B is also for Billy Budd, yet another Melville character. Maybe you read Billy Budd in high school (it made me scratch my head quite a bit my Junior year). Billy Budd is a foundling who grows into the type of man admired by all. When he joins the crew of a ship, he is lovingly called “Baby Budd” by his fellow sailors. However, when he encounters his embittered superior Claggart, his innocence is put to the test; Claggart accuses young Budd of plotting mutiny. Billy is literally struck dumb by the accusation, and he responds by striking Claggart, inadvertently killing him. For this crime he is put to death and revered as a Christ-like figure by the crew. Like the story of Bartleby, Billy Budd resists easy decoding. Simply put, this is a great novella to come back to more than once.

C is for Chinaski. Henry Chinaski was the alter-ego Charles Bukowski used to represent himself in his books. Chinaski was a macho coward, a drunken gambler who was always chasing ladies and losing jobs. Chinaski was (bizarrely) the ideal imagined self for Bukowski, full of faults and shortcomings and egotistical brutality. I recently watched the documentary Bukowski: Born into This. One memorable scene goes something like this: the filmmaker (this is in the early 70s, when the filmmaker first begins shooting the footage that becomes Born into This) follows Bukowski from L.A. to San Francisco, where he’s giving a poetry reading. Bukowski gets drunk on the plane, makes an ass of himself, is a moron at the reading, is a bumbling idiot, etc, etc. However Bukowski writes up the whole event very differently in his Open City column, “Notes of a Dirty Old Man”–he paints a picture of himself having to help this idiot camera guy out; he says the filmmaker is a lost fool. When the filmmaker runs into Bukowski, he’s upset; he says: “Don’t you realize that I have film of the whole thing? I’ve got you drunk on film, looking like a fool!” Bukowski replies: “Fuck you! When I write, I’m the hero of my shit!” So that’s Chinaski: the hero of Bukowski’s shit.
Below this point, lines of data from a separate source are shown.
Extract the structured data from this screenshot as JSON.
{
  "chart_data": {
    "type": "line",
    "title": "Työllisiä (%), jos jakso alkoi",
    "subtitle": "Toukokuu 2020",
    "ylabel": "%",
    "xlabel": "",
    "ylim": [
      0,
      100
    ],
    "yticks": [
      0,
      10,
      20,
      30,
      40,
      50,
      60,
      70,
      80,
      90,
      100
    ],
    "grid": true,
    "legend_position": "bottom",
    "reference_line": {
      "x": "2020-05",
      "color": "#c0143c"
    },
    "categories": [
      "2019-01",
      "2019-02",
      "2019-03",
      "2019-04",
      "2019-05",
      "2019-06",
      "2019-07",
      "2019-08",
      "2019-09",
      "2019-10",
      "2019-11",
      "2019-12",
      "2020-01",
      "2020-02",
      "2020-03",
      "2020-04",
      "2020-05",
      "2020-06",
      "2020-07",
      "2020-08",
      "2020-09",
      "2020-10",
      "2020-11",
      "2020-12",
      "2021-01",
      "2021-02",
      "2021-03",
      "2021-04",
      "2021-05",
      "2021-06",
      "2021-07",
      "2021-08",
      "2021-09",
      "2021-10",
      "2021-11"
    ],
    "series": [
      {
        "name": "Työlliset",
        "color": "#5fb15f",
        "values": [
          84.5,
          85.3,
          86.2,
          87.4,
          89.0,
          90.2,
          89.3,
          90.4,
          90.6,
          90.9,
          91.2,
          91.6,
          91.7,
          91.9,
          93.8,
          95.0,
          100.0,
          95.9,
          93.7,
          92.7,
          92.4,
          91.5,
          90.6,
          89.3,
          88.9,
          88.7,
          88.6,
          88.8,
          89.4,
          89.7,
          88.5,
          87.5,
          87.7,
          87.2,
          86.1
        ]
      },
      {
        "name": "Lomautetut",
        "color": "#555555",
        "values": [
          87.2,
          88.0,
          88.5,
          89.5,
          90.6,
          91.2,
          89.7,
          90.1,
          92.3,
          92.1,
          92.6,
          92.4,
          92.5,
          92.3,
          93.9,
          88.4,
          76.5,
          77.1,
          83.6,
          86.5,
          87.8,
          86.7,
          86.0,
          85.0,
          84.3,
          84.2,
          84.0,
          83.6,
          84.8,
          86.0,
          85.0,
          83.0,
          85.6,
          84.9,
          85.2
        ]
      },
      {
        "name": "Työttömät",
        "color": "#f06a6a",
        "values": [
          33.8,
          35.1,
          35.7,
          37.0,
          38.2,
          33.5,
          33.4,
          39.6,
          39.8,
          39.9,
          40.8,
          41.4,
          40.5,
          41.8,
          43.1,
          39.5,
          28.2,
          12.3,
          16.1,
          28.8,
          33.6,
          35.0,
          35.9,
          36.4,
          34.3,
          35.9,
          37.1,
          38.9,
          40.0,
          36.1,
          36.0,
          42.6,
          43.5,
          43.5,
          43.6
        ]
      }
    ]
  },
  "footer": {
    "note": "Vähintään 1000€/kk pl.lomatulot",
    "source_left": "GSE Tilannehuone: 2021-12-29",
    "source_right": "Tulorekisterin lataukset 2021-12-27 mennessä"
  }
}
C is also for Calliope, the protagonist of Jeffrey Eugenides’ 2002 novel Middlesex. To be honest, I thought the second half of the novel was weak (in fact I thought the end was downright awful), and Eugenides’ writing was surprisingly rote, even hackneyed at times (I use the adverb “surprisingly” as I was under the impression that he was something different based on friends’ reviews of The Virgin Suicides, which I never read). Nevertheless, poor cursed Calliope is a complex and at times enthralling character to follow. No one realizes Calliope is a hermaphrodite until she (Cal is raised as a girl) turns fourteen and shit gets weird. The gender study implications are interesting here, but what I found truly fascinating about the novel was the way that Eugenides used Calliope as a muse for genetic history; the character is essentially a complex and conflicting comment on the clashing paradigms of different ages and different spaces. Boys and girls, Turks and Greeks, blacks and whites, rich and poor, hippies and squares–as the name of the novel implies, there is never a definite and simple space where identity can rest.